Andrew Clemens Sand Art, ca. 1880 | Vintage Hot Springs | Preview

Andrew Clemens Sand Art, ca. 1880 | Vintage Hot Springs | Preview

GUEST: Well, it’s a… we’re
not really sure what to call
it, but it’s colored sand in a jar. And it was presented to my
great-grandfather around
the end of the Civil War. He was a sergeant in the Union
army, I believe from New York,
and they moved to Hot Springs after the Civil War
and settled here. And this was a gift from
two of his friends, and it’s
been in my family ever since. APPRAISER: And what
do you do with it now? GUEST: We look at it, it sits on
the bookshelf, and we enjoy it. APPRAISER: Do you keep
it in a safe place? GUEST: No, we keep it high
enough where my four-year-old
granddaughter can’t reach it. APPRAISER: Yeah, please do. Well, let’s start with,
you know, what it is. It is… it’s sand in a jar. But what sand in a jar. It’s an incredible
piece of sand art. Let’s start with who your
great-grandfather was. He didn’t come from New
York, he came from Illinois. GUEST: Close enough. APPRAISER: And he spent most of
his Civil War career in the Hot
Springs, Arkansas, vicinity. The real interesting thing about
this remarkable piece of sand
art, though, is just what you see here. Not only is his name on it,
but on the back you see this
wonderful eagle with the 36-star flag. You spin it around, you see
his name is written in script,
there’s a mortar and pestle. All of this is done with
individual grains of sand. And when you flip it up, the
label on the bottom says,
“Pictured rock and sand by A. Clemens, deaf-mute”
from McGregor, Iowa. While you were sitting back in
the green room, on a whim, while
I was finding out about your grandfather, I went to the
internet and just typed
in “McGregor, Iowa, sand.” And bingo, we got a hit. GUEST: Really? APPRAISER: On A. Clemens,
the guy who made this. When he was five years
old, he had what his family
called “brain fever.” And he went to the deaf-mute
school in Iowa, and would come
home in the summers, and he started going to this
spot on the Mississippi
River in McGregor, Iowa,
and collecting sand, and sort of experimenting
with making these bottles. He used a big fishhook, a
great big oversized fishhook,
and, like, a popsicle stick. And he would take the
sand that he’d collect
along the Mississippi
River, and then he would pack it in this bottle, and
manipulate it with the fishhook. He gained national fame for
making these, and today,
there’s an exhibit on this guy at the Iowa State museum. GUEST: Is that right? APPRAISER: It is a
remarkable piece of folk art. On today’s market, I would guess
that it’s between $4,000 and
$6,000 is what we’d estimate. GUEST: Really? APPRAISER: It might bring
more than that in the right
auction– great piece. GUEST: That’s great.

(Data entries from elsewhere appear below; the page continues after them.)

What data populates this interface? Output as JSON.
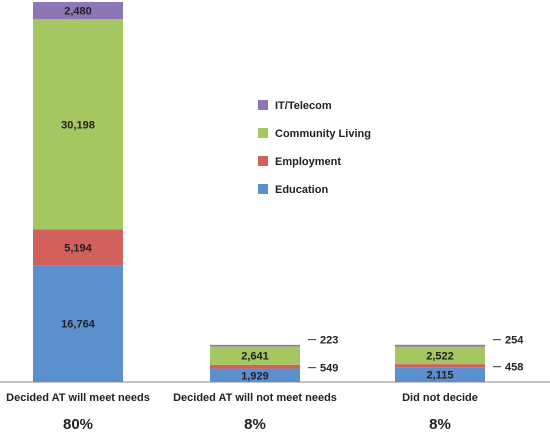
{
  "chart_data": {
    "type": "bar",
    "stacked": true,
    "categories": [
      "Decided AT will meet needs",
      "Decided AT will not meet needs",
      "Did not decide"
    ],
    "category_percents": [
      "80%",
      "8%",
      "8%"
    ],
    "series": [
      {
        "name": "Education",
        "color": "#5b8fce",
        "values": [
          16764,
          1929,
          2115
        ],
        "labels": [
          "16,764",
          "1,929",
          "2,115"
        ]
      },
      {
        "name": "Employment",
        "color": "#d2605d",
        "values": [
          5194,
          549,
          458
        ],
        "labels": [
          "5,194",
          "549",
          "458"
        ]
      },
      {
        "name": "Community Living",
        "color": "#a6c661",
        "values": [
          30198,
          2641,
          2522
        ],
        "labels": [
          "30,198",
          "2,641",
          "2,522"
        ]
      },
      {
        "name": "IT/Telecom",
        "color": "#8e75b5",
        "values": [
          2480,
          223,
          254
        ],
        "labels": [
          "2,480",
          "223",
          "254"
        ]
      }
    ],
    "legend_order": [
      "IT/Telecom",
      "Community Living",
      "Employment",
      "Education"
    ],
    "legend_position": "right-center",
    "grid": false,
    "ylim": [
      0,
      54636
    ]
  }
}
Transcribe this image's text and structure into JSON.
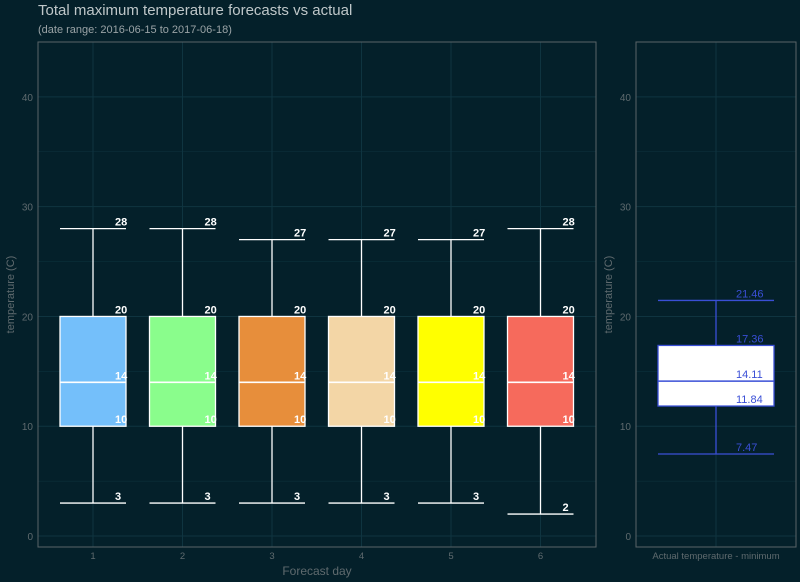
{
  "title": "Total maximum temperature forecasts vs actual",
  "subtitle": "(date range: 2016-06-15 to 2017-06-18)",
  "colors": {
    "background": "#04202a",
    "panel_border": "#5a6468",
    "grid": "#0f3440",
    "axis_text": "#5f6a6e",
    "whisker": "#ffffff",
    "actual_accent": "#3a4fd6"
  },
  "chart_data": [
    {
      "type": "boxplot",
      "xlabel": "Forecast day",
      "ylabel": "temperature (C)",
      "ylim": [
        -1,
        45
      ],
      "yticks": [
        0,
        10,
        20,
        30,
        40
      ],
      "grid": true,
      "categories": [
        "1",
        "2",
        "3",
        "4",
        "5",
        "6"
      ],
      "boxes": [
        {
          "category": "1",
          "min": 3,
          "q1": 10,
          "median": 14,
          "q3": 20,
          "max": 28,
          "color": "#74bffa"
        },
        {
          "category": "2",
          "min": 3,
          "q1": 10,
          "median": 14,
          "q3": 20,
          "max": 28,
          "color": "#8afd8c"
        },
        {
          "category": "3",
          "min": 3,
          "q1": 10,
          "median": 14,
          "q3": 20,
          "max": 27,
          "color": "#e78e3b"
        },
        {
          "category": "4",
          "min": 3,
          "q1": 10,
          "median": 14,
          "q3": 20,
          "max": 27,
          "color": "#f3d6a6"
        },
        {
          "category": "5",
          "min": 3,
          "q1": 10,
          "median": 14,
          "q3": 20,
          "max": 27,
          "color": "#ffff00"
        },
        {
          "category": "6",
          "min": 2,
          "q1": 10,
          "median": 14,
          "q3": 20,
          "max": 28,
          "color": "#f66a5c"
        }
      ],
      "label_format": "integer"
    },
    {
      "type": "boxplot",
      "xlabel": "",
      "ylabel": "temperature (C)",
      "ylim": [
        -1,
        45
      ],
      "yticks": [
        0,
        10,
        20,
        30,
        40
      ],
      "grid": true,
      "categories": [
        "Actual temperature - minimum"
      ],
      "boxes": [
        {
          "category": "Actual temperature - minimum",
          "min": 7.47,
          "q1": 11.84,
          "median": 14.11,
          "q3": 17.36,
          "max": 21.46,
          "color": "#ffffff"
        }
      ],
      "label_values": [
        "7.47",
        "11.84",
        "14.11",
        "17.36",
        "21.46"
      ]
    }
  ]
}
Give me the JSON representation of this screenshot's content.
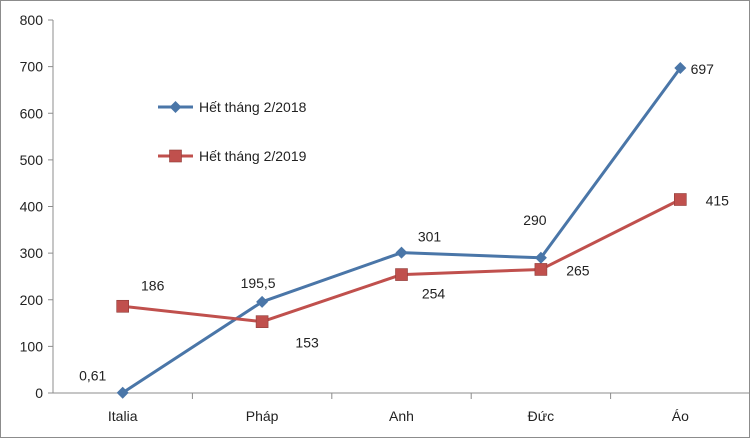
{
  "chart_data": {
    "type": "line",
    "title": "",
    "xlabel": "",
    "ylabel": "",
    "categories": [
      "Italia",
      "Pháp",
      "Anh",
      "Đức",
      "Áo"
    ],
    "ylim": [
      0,
      800
    ],
    "yticks": [
      0,
      100,
      200,
      300,
      400,
      500,
      600,
      700,
      800
    ],
    "ytick_labels": [
      "0",
      "100",
      "200",
      "300",
      "400",
      "500",
      "600",
      "700",
      "800"
    ],
    "grid": false,
    "legend_position": "left",
    "series": [
      {
        "name": "Hết tháng 2/2018",
        "color": "#4a76a8",
        "marker": "diamond",
        "values": [
          0.61,
          195.5,
          301,
          290,
          697
        ],
        "labels": [
          "0,61",
          "195,5",
          "301",
          "290",
          "697"
        ]
      },
      {
        "name": "Hết tháng 2/2019",
        "color": "#c0504d",
        "marker": "square",
        "values": [
          186,
          153,
          254,
          265,
          415
        ],
        "labels": [
          "186",
          "153",
          "254",
          "265",
          "415"
        ]
      }
    ]
  }
}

9 thoughts on “Andrew Clemens Sand Art, ca. 1880 | Vintage Hot Springs | Preview

  1. This is amazing! The work and patience it took to create this, manipulating each individual grain of sand into the finished artwork. Incredible.

  2. Love The Roadshow…we get to meet really nice people…..see their treasures…..learn behind the scenes bits…..AND we even get to learn a bit of history on these treasures!!! Love how PBS gives me my Bang for My Buck…and in this day and age that's quite a good appraisal. Cheers Everyone!